Friday, January 16, 2015

Healthier Me, Step One: Stepping Out

Evening bellydance practice has not been very successful, to be honest.  Jasmine's been getting home late from school, due to an after-school math class that she was selected for.  She doesn't get home until nearly dinnertime, so we have to do her homework after dinner, so that rather eats up what time and energy I have then.  No big deal, life happens, and it just didn't end up to be a good time for me right now.

Considering all of this, I went for a walk this morning.  It wasn't as long as I'd normally go, only about 15 minutes, when I'd normally go about 30.  but it was something, and felt pretty good.  I went right after I got Jasmine on the bus, since I was outside anyway.  I know this won't always work for me.  Sometimes I have to take Jasmine to school in the mornings for choir practice, and I try to run errands early in the day, so I'm not stressed about rushing home in time for Kyle's bus.  But mostly, I think it'll be good.  Get my walk in right then, before I even go back into the house to finish my coffee.  Moving forward, this is what I'm going to try to do, to make my exercise schedule flexible.

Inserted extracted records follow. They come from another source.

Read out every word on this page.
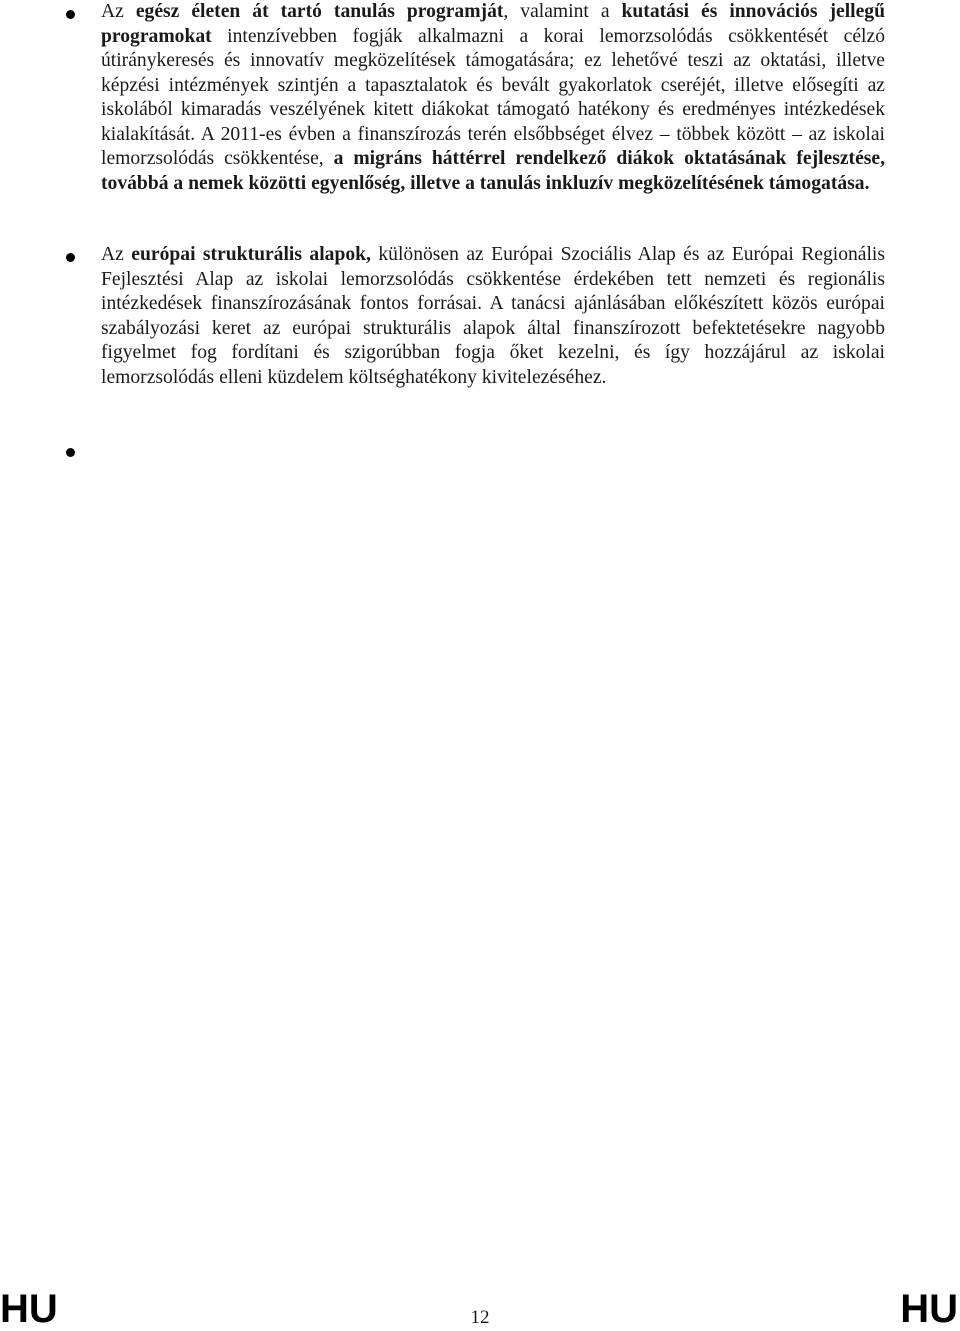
Az egész életen át tartó tanulás programját, valamint a kutatási és innovációs jellegű programokat intenzívebben fogják alkalmazni a korai lemorzsolódás csökkentését célzó útiránykeresés és innovatív megközelítések támogatására; ez lehetővé teszi az oktatási, illetve képzési intézmények szintjén a tapasztalatok és bevált gyakorlatok cseréjét, illetve elősegíti az iskolából kimaradás veszélyének kitett diákokat támogató hatékony és eredményes intézkedések kialakítását. A 2011-es évben a finanszírozás terén elsőbbséget élvez – többek között – az iskolai lemorzsolódás csökkentése, a migráns háttérrel rendelkező diákok oktatásának fejlesztése, továbbá a nemek közötti egyenlőség, illetve a tanulás inkluzív megközelítésének támogatása.
Az európai strukturális alapok, különösen az Európai Szociális Alap és az Európai Regionális Fejlesztési Alap az iskolai lemorzsolódás csökkentése érdekében tett nemzeti és regionális intézkedések finanszírozásának fontos forrásai. A tanácsi ajánlásában előkészített közös európai szabályozási keret az európai strukturális alapok által finanszírozott befektetésekre nagyobb figyelmet fog fordítani és szigorúbban fogja őket kezelni, és így hozzájárul az iskolai lemorzsolódás elleni küzdelem költséghatékony kivitelezéséhez.
HU	12	HU
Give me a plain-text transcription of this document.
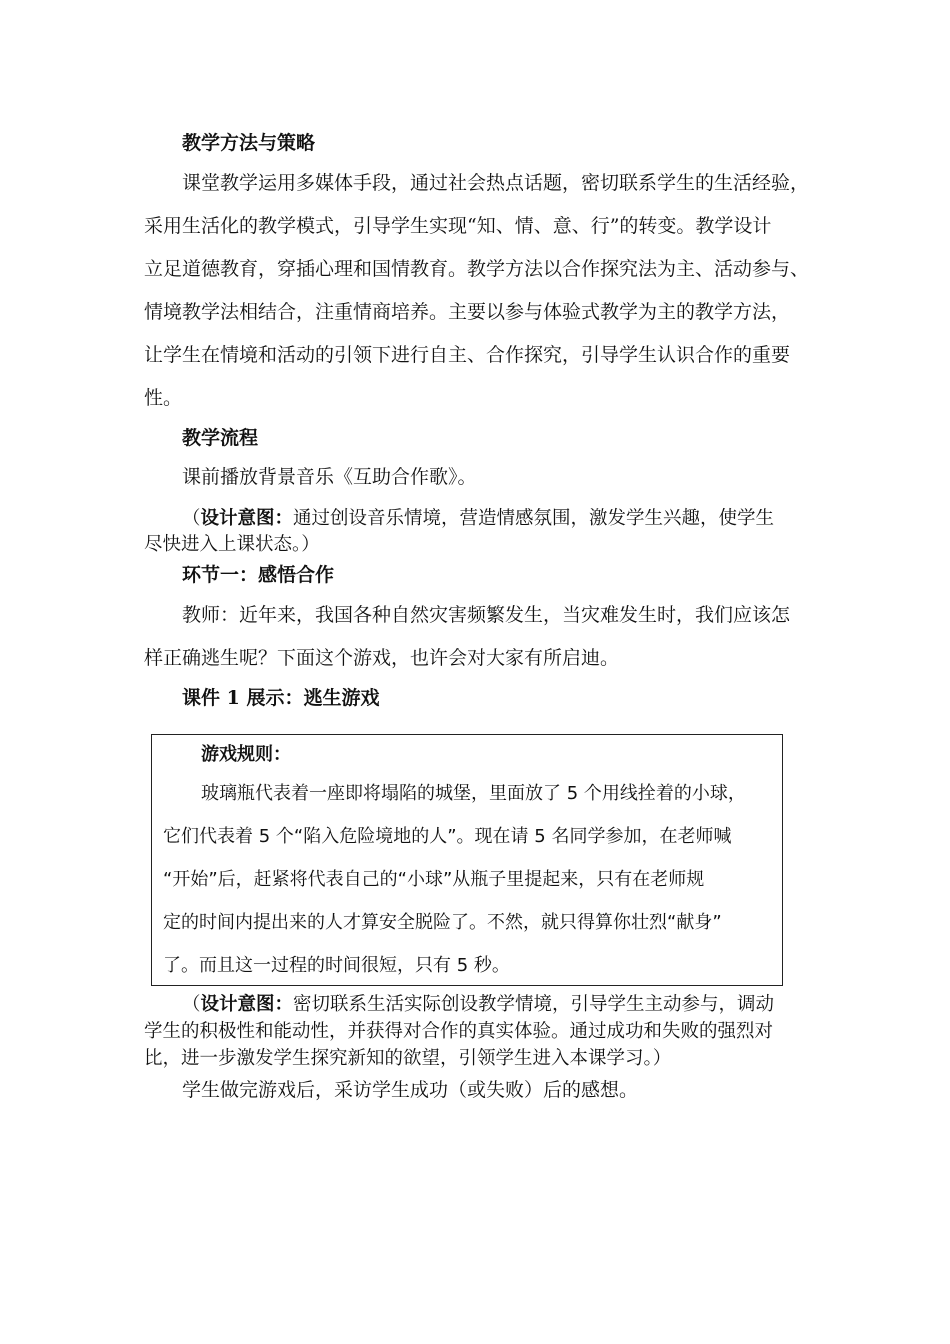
教学方法与策略
课堂教学运用多媒体手段，通过社会热点话题，密切联系学生的生活经验，
采用生活化的教学模式，引导学生实现“知、情、意、行”的转变。教学设计
立足道德教育，穿插心理和国情教育。教学方法以合作探究法为主、活动参与、
情境教学法相结合，注重情商培养。主要以参与体验式教学为主的教学方法，
让学生在情境和活动的引领下进行自主、合作探究，引导学生认识合作的重要
性。
教学流程
课前播放背景音乐《互助合作歌》。
（设计意图：通过创设音乐情境，营造情感氛围，激发学生兴趣，使学生
尽快进入上课状态。）
环节一：感悟合作
教师：近年来，我国各种自然灾害频繁发生，当灾难发生时，我们应该怎
样正确逃生呢？下面这个游戏，也许会对大家有所启迪。
课件 1 展示：逃生游戏
游戏规则：
玻璃瓶代表着一座即将塌陷的城堡，里面放了 5 个用线拴着的小球，
它们代表着 5 个“陷入危险境地的人”。现在请 5 名同学参加，在老师喊
“开始”后，赶紧将代表自己的“小球”从瓶子里提起来，只有在老师规
定的时间内提出来的人才算安全脱险了。不然，就只得算你壮烈“献身”
了。而且这一过程的时间很短，只有 5 秒。
（设计意图：密切联系生活实际创设教学情境，引导学生主动参与，调动
学生的积极性和能动性，并获得对合作的真实体验。通过成功和失败的强烈对
比，进一步激发学生探究新知的欲望，引领学生进入本课学习。）
学生做完游戏后，采访学生成功（或失败）后的感想。
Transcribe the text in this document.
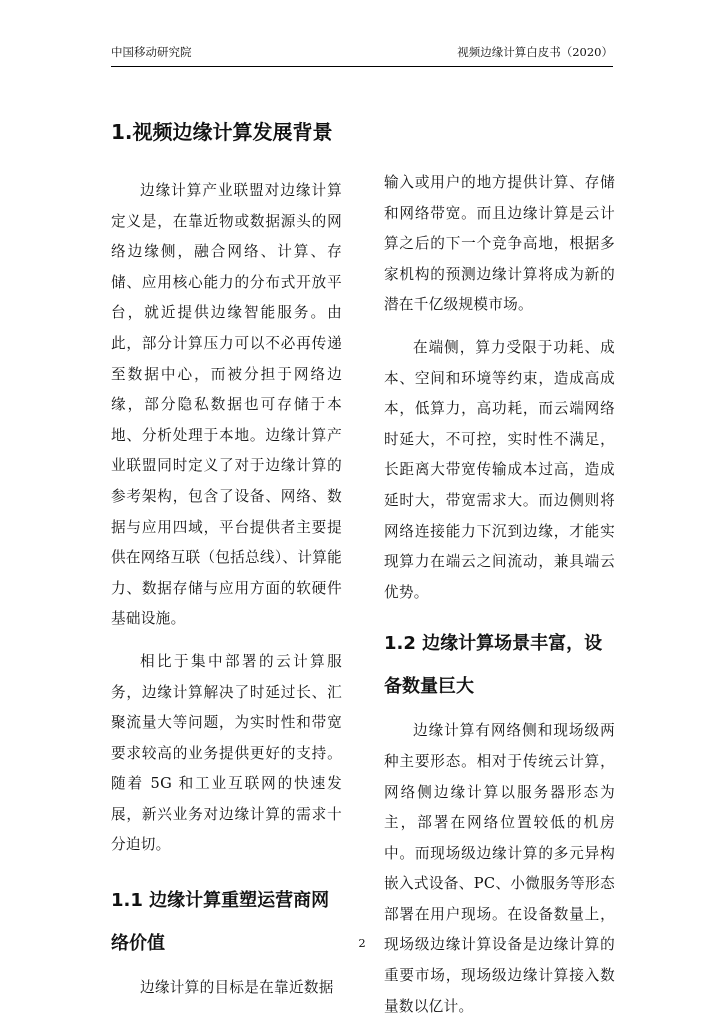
中国移动研究院	视频边缘计算白皮书（2020）
1.视频边缘计算发展背景

边缘计算产业联盟对边缘计算定义是，在靠近物或数据源头的网络边缘侧，融合网络、计算、存储、应用核心能力的分布式开放平台，就近提供边缘智能服务。由此，部分计算压力可以不必再传递至数据中心，而被分担于网络边缘，部分隐私数据也可存储于本地、分析处理于本地。边缘计算产业联盟同时定义了对于边缘计算的参考架构，包含了设备、网络、数据与应用四域，平台提供者主要提供在网络互联（包括总线）、计算能力、数据存储与应用方面的软硬件基础设施。

相比于集中部署的云计算服务，边缘计算解决了时延过长、汇聚流量大等问题，为实时性和带宽要求较高的业务提供更好的支持。随着 5G 和工业互联网的快速发展，新兴业务对边缘计算的需求十分迫切。

1.1 边缘计算重塑运营商网络价值

边缘计算的目标是在靠近数据

输入或用户的地方提供计算、存储和网络带宽。而且边缘计算是云计算之后的下一个竞争高地，根据多家机构的预测边缘计算将成为新的潜在千亿级规模市场。

在端侧，算力受限于功耗、成本、空间和环境等约束，造成高成本，低算力，高功耗，而云端网络时延大，不可控，实时性不满足，长距离大带宽传输成本过高，造成延时大，带宽需求大。而边侧则将网络连接能力下沉到边缘，才能实现算力在端云之间流动，兼具端云优势。

1.2 边缘计算场景丰富，设备数量巨大

边缘计算有网络侧和现场级两种主要形态。相对于传统云计算，网络侧边缘计算以服务器形态为主，部署在网络位置较低的机房中。而现场级边缘计算的多元异构嵌入式设备、PC、小微服务等形态部署在用户现场。在设备数量上，现场级边缘计算设备是边缘计算的重要市场，现场级边缘计算接入数量数以亿计。

2
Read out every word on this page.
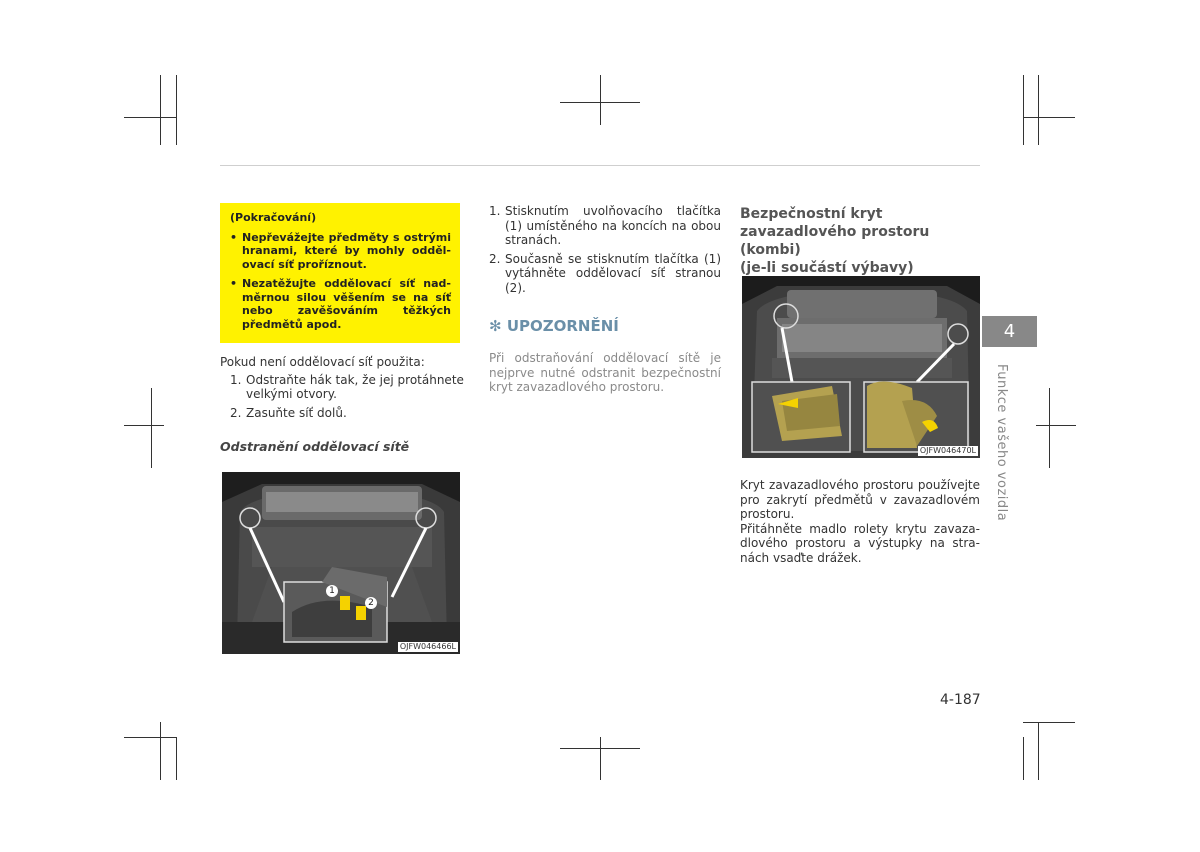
(Pokračování)
• Nepřevážejte předměty s ostrými hranami, které by mohly oddělovací síť proříznout.
• Nezatěžujte oddělovací síť nadměrnou silou věšením se na síť nebo zavěšováním těžkých předmětů apod.
Pokud není oddělovací síť použita:
1. Odstraňte hák tak, že jej protáhnete velkými otvory.
2. Zasuňte síť dolů.
Odstranění oddělovací sítě
1
2
OJFW046466L
1. Stisknutím uvolňovacího tlačítka (1) umístěného na koncích na obou stranách.
2. Současně se stisknutím tlačítka (1) vytáhněte oddělovací síť stranou (2).
✻ UPOZORNĚNÍ
Při odstraňování oddělovací sítě je nejprve nutné odstranit bezpečnostní kryt zavazadlového prostoru.
Bezpečnostní kryt
zavazadlového prostoru (kombi)
(je-li součástí výbavy)
OJFW046470L
Kryt zavazadlového prostoru používejte pro zakrytí předmětů v zavazadlovém prostoru.
Přitáhněte madlo rolety krytu zavazadlového prostoru a výstupky na stranách vsaďte drážek.
4
Funkce vašeho vozidla
4-187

- 30 minute walk in the morning, right after breakfast and/or getting the kids off to school.
- 20 to 30 minute belly dance practice in the evenings, right after dinner is cleaned up, and homework is done.

Hopefully I'll be able to at least one or the other each day, if not both.  I'll try to keep track, and see how I do this week with that.  :)

Sunday, January 11, 2015

Healthier Me, Step One: Update

Well, the daily bellydance practice hasn't been a great success.  I find that I'm having a hard time trying to figure out when in my day to put it.  Pondering it today, I've come up with an idea.  I'm going to try it about the same time as my bellydance class, which is 6:30pm.  Basically, after dinner, but before kid bedtime.  I'm hoping this will work well for several reasons.

First, it gives me consistency, which is helpful when trying to change my daily routine.

Second, it gives me something to look forward to in the evenings, instead of stressing about when I'm going to find time to do it.

Third, maybe it will help keep me from overeating at dinner.  Feeling bloated and stuffed is not very conducive to successful dancing.  Especially not in a way which almost constantly moves your midsection in a sinuous manner.

Fourth, the stretches and breathing exercises done before and after the practice might help me decompress at the time of day when I actually need it.  

So, that's what I'm going to do this week.  Learning, growing, moving forward!

Tuesday, January 6, 2015

Step One...Again....Exercise and Activity

Well, after all of that about being consistent with healthy habits and such, I now am posting to say that I've completely fallen out on them, and I am having to restart.

That being said, I AM restarting, so that's something.  :)

Last summer, we had to move, and that was so much strenuous work for me that it took care of my exercise.  But my healthy eating habits went out the window with fast food and convenience eating that happened while we were so busy and tired.  Then the move finished, the kids went back to school, and prep for all of the holidays began.  Unfortunately, because of all of this, I didn't pick back up any of the healthy habits that I'd gained, except for one thing: I took a bellydance class.  It's only once a week, but I did get some practices in at home.  Now with the holidays nearly over, I am restarting step one to a healthier me this week.  Exercise.

Tonight starts my next bellydance class.  One of my many goals for this year is to practice dancing daily.  Even if it's only for 10-15 minutes, I'm shooting for at least 20 minutes, at least 3 times a week, outside of class.  Not only is it so good for my joints and posture, I'm hoping to feel competent and confident enough to perform by the end of the year.

I do want to start walking again as well, but I think I should start adding back in my healthy life changes one at a time.  So, I'm thinking dance practice this week, and start daily walks again in the next week or two.

Mostly, I'm not looking back, nor beating myself up for what I haven't been doing well.  That serves no purpose, except to weigh me down with guilt.  Since I certainly don't have the time and energy for that, I'm leaving it behind.  Hello new year.  Hello new day.  Let's see what we can accomplish together.